Richard hatte seine eigene Beerdigung geplant. Jahre vor seinem Tod schrieb
er seine Trauerrede, die er „Aufzeichnungen für diesen Tag heute“ nannte.
Er erzählt darin, wie wichtig ihm Familie war und Kinder, die die Zukunft
seien. Wie verbunden er mit Natur und Land war – und wie er zur
„germanischen Weltanschauung“, „seinen Wurzeln“, fand. Dass er ein Glied
einer langen Ahnenkette sei und dass er glaube, dass Gedanken auch nach dem
Tod bestehen blieben.
Der einzige Satz, der in der tatsächlich gehaltenen Rede schließlich nicht
auftauchte, lautet so: „Stark bewegt, geschichtliches Werden sehend, nahm
er Anteil an der heutigen deutschen Not und tat das Seine, sie mildern zu
helfen.“
Wenn ich an Richard denke, den ich nie Opa, aber früher mal Großvati
genannt habe, denke ich an ihn mit dem Blick eines Zehnjährigen, wie er in
seinem dunklen Büro sitzt, Vorhänge zugezogen, alle Bücherregale aus
dunklem Holz, er raucht Pfeife. Es riecht süßlich. Meine jüngere Schwester
erinnert mich daran, wie wir als Kinder munkelten, es gäbe einen geheimen
Gang hinter einem der Regale. Einmal zieht er ein Buch aus einem Regal und
gibt es mir zum Lesen. Diese ganze fast schon mystische Atmosphäre zog mich
an.
Mein Großvater ist in den Jahren danach an Demenz erkrankt, erblindet und
taub geworden. Im November 2019 stirbt er im Alter von 89 Jahren. Kurz nach
der Beerdigung ruft mich mein Vater an und erzählt mir von einem Darlehen –
er und seine Brüder haben beim Ordnen des Nachlasses einen Vertrag
gefunden: 1998 hatte Richard 60.000 Mark einem [1][Andreas Iloff geliehen,
Hufschmied und „heute ein AfDler“]. Als ich den Namen höre, erinnere ich
mich, wie ich Iloff auf einem Besuch bei Richard einmal begegnet bin.
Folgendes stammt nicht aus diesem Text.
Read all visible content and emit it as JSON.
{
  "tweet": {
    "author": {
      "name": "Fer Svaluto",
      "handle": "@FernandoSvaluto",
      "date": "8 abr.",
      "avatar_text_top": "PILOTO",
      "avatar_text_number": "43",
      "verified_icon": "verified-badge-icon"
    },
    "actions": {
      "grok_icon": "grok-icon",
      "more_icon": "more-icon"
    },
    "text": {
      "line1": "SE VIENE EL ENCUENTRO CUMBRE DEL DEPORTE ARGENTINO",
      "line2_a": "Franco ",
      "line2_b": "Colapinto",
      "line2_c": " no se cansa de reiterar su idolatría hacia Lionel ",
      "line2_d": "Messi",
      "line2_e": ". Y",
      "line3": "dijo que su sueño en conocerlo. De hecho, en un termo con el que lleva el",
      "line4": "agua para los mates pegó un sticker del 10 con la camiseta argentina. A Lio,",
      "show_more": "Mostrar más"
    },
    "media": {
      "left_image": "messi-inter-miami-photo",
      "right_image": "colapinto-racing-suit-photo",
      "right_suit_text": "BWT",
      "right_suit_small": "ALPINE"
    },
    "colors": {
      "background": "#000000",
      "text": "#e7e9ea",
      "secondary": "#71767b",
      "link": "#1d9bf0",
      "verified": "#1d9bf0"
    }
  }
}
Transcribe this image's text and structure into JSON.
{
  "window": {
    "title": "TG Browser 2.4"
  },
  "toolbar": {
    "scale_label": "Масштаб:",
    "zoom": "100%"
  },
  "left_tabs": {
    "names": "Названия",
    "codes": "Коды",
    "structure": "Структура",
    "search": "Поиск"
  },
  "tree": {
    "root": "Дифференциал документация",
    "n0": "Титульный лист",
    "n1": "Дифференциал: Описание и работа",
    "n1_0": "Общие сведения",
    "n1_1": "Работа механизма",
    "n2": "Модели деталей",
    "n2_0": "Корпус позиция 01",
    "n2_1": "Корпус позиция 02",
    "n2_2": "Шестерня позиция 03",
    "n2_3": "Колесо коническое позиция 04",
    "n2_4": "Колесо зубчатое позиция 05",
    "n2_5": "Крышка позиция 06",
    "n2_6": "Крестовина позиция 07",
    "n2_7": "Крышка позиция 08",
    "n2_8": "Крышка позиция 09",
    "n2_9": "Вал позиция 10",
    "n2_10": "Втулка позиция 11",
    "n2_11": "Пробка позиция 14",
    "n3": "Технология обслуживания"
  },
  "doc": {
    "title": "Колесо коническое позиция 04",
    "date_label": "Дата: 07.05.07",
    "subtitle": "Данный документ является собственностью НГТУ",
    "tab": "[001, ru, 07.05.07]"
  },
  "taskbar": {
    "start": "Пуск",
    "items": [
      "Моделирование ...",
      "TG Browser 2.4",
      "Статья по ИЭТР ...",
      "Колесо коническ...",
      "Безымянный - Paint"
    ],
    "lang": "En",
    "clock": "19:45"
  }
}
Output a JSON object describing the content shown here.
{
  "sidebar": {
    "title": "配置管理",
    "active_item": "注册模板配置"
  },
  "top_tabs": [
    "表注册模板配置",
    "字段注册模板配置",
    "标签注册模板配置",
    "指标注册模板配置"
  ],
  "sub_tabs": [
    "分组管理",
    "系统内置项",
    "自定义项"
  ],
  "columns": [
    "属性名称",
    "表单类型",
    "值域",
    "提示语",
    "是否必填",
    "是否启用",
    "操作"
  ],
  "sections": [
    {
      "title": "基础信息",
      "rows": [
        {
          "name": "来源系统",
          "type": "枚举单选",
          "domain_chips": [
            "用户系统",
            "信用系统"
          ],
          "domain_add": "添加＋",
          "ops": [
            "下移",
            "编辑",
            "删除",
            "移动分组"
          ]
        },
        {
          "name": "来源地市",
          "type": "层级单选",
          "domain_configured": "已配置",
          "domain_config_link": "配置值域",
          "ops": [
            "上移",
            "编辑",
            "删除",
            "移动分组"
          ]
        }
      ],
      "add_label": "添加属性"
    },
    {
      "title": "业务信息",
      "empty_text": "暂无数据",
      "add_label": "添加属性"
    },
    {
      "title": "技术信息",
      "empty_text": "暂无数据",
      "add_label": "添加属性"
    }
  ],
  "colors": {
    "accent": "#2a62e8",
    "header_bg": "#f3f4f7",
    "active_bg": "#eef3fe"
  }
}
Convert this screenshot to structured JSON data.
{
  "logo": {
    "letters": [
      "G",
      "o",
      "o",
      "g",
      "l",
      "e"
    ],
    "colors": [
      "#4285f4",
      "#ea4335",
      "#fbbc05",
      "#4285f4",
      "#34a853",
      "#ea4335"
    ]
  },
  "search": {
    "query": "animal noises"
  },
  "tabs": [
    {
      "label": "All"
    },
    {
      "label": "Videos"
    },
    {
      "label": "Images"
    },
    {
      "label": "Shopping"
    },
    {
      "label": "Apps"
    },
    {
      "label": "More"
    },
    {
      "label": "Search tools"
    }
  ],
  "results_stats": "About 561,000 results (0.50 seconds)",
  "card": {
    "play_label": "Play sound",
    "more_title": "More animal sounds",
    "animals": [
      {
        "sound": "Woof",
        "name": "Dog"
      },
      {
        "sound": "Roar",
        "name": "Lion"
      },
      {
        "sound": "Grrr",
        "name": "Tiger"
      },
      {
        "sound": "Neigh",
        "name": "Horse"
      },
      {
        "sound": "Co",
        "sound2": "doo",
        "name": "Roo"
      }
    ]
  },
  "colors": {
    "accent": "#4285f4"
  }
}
Es sind nur ein paar Klicks, bis ich weiß, dass Iloff damals, 1998, vom
niedersächsischen Verfassungsschutz beobachtet wurde – wegen seiner
rechtsextremen Umtriebe. Iloff war bei den Hooligans gegen Salafisten
dabei, einer Gruppe von rechtsextremen und islamfeindlichen Fußballfans,
bekannt auch unter dem Akronym Hogesa; er nahm an Neonazitreffen teil
und veranstaltete auf seinem Grundstück im ländlichen Niedersachsen
Zeltlager unter anderem mit Mitgliedern der verbotenen Heimattreuen
Deutschen Jugend.
In der Szene nennt er sich Adrich und feiert mit rechtsextremen Kumpanen
Winter- und Sommersonnenwenden nach germanischem Vorbild. [2][Nach
Recherchen von Andrea Röpke und Andreas Speit für die taz], die sie 2017
veröffentlichten, sind letztere Aktivitäten Teil des geheimen,
rechtsextremen Ordens Deutscher Bund, für den Iloff zumindest 2014
„Gemeinschaftssprecher“ war.
Diese Organisation arbeitet an einer Neugründung des Deutschen Reichs,
behauptet von sich, eine „Graswurzelbewegung“ zur „Bewahrung der deutschen
Eigenart“ zu sein. Sie argumentiert antisemitisch – so wird auf einer
Einladung vom „Dreieck des Volkstodes“ geschrieben, darunter ein
sechseckiger Davidstern. Der Deutsche Bund ist zur Reichsbürgerbewegung zu
zählen.
Mein Vater sagte mir am Telefon, Richard habe gewollt, dass genau dieser
Iloff seine Trauerrede hielte. Richards zweite Frau, meine Stiefgroßmutter,
ließ das am Ende nicht zu.
Ich frage mich: Warum lieh mein Großvater einem die Germanen feiernden
Neonazi so viel Geld? Einem Mann, mit dem er offenbar so gut befreundet
war, dass dieser seine Trauerrede halten sollte? Wer war mein Großvater
wirklich? Und wozu war das Geld gedacht?
Mein Vater erzählte mir, dass er mit Iloff telefoniert hätte. Er und seine
zwei Brüder wollten versuchen, das Geld zurückzuholen. Immerhin war es ein
Darlehen und wurde nie zurückgezahlt. Iloff habe ihm erzählt, dass das Geld
für den Aufbau einer Jugendorganisation bestimmt gewesen sei.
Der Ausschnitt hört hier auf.